We performed additional tests for association using only the individuals from the US sample to determine whether our primary conclusions still hold in this subset of 797 cases and 813 controls (the Australian sample alone is too small to test for association, with only 253 cases and 66 controls). We used the same logistic regression method as for the entire sample except for the omission of the term ‘site’. The Spearman rank-order correlation of the P-values between the two tests for association was 0.87. Supplementary Material, Table S2 shows the results of the US-only analysis for the 39 SNPs from our list of top associations (), with the original ordering and FDR filtering, side by side with results from the US sample. Supplementary Material, Table S3 describes the result of completely starting over and using only the US sample to order by P-value, filter by FDR <40% and compute LD bins. In this case, 30 of 39 (77%) SNPs in our original set of top signals () appeared in the list of top signals in the US-only analysis (Supplementary Material, Table S3), which includes the genes CHRNA5 and CHRNB3, the top genes from our initial analysis. Hence, although there were some changes in the order of the results, the primary conclusion of association with the nicotinic receptors CHRNB3 and CHRNA5 remains valid when the analysis is performed on the US subsample.
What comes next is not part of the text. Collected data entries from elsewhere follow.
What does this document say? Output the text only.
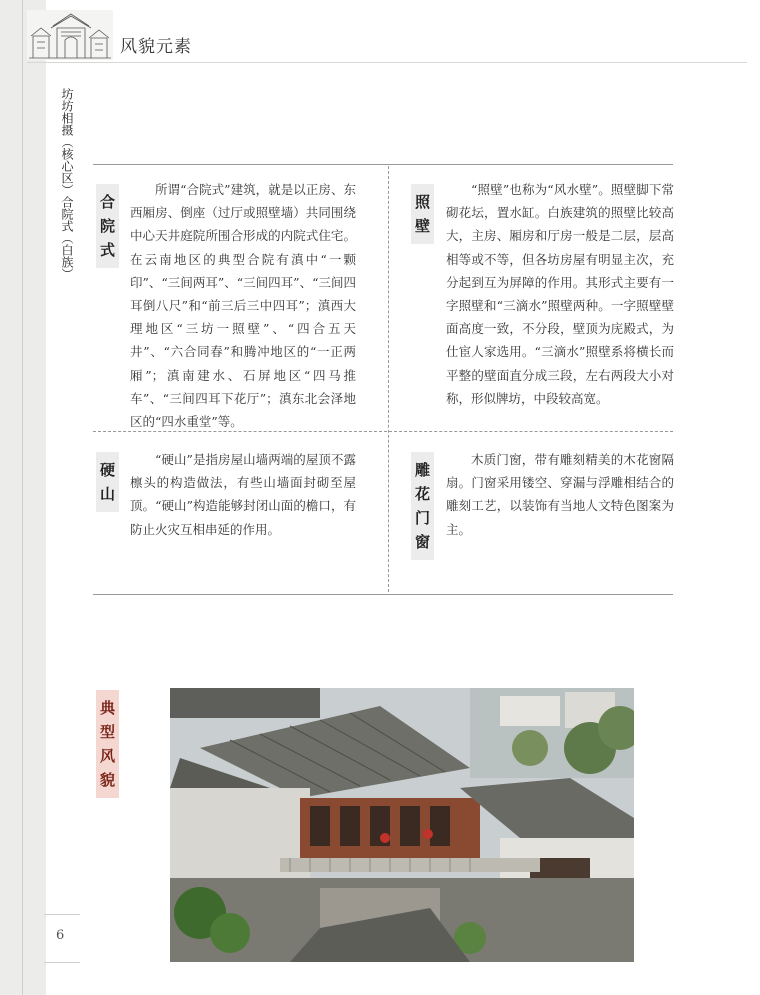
风貌元素
坊坊相摄（核心区）合院式（白族） 合
院
式

所谓“合院式”建筑，就是以正房、东西厢房、倒座（过厅或照壁墙）共同围绕中心天井庭院所围合形成的内院式住宅。在云南地区的典型合院有滇中“一颗印”、“三间两耳”、“三间四耳”、“三间四耳倒八尺”和“前三后三中四耳”；滇西大理地区“三坊一照壁”、“四合五天井”、“六合同春”和腾冲地区的“一正两厢”；滇南建水、石屏地区“四马推车”、“三间四耳下花厅”；滇东北会泽地区的“四水重堂”等。

照
壁

“照壁”也称为“风水壁”。照壁脚下常砌花坛，置水缸。白族建筑的照壁比较高大，主房、厢房和厅房一般是二层，层高相等或不等，但各坊房屋有明显主次，充分起到互为屏障的作用。其形式主要有一字照壁和“三滴水”照壁两种。一字照壁壁面高度一致，不分段，壁顶为庑殿式，为仕宦人家选用。“三滴水”照壁系将横长而平整的壁面直分成三段，左右两段大小对称，形似牌坊，中段较高宽。

硬
山

“硬山”是指房屋山墙两端的屋顶不露檩头的构造做法，有些山墙面封砌至屋顶。“硬山”构造能够封闭山面的檐口，有防止火灾互相串延的作用。

雕
花
门
窗

木质门窗，带有雕刻精美的木花窗隔扇。门窗采用镂空、穿漏与浮雕相结合的雕刻工艺，以装饰有当地人文特色图案为主。

典
型
风
貌
6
As a companion to the candidate gene study, a GWAS was carried out in parallel (23
). Approximately 2.4 million SNPs were genotyped across the human genome in a two-stage design that began with pooled genotyping in a portion of the sample and followed with individual genotyping of the entire sample for the top 40 000 signals. The 21st strongest signal from the GWAS was due to an SNP 3 kb upstream of the first 5′ promoter of CHRNB3
, the gene with the strongest signal from our candidate gene study. This signal came from the SNP rs13277254
(genotyped only for the GWAS and not for our candidate gene study) and had a P
-value of 6.52 × 10−5
. This convergence from two different study designs provides further support that the signals in this gene are not random effects.
In conclusion, we have identified several genetic variants as being associated with nicotine dependence in candidate genes, the majority of which are nicotinic receptor genes. One of the SNPs implicated has a number of biologically relevant consequences, making it a particularly plausible candidate for influencing smoking behavior. These variants should be considered potential sources of genetic risk. Additional research is required to establish replication and possibly its role in the pharmacogenetics of response to nicotine dosing as well as to treatments for nicotine dependence.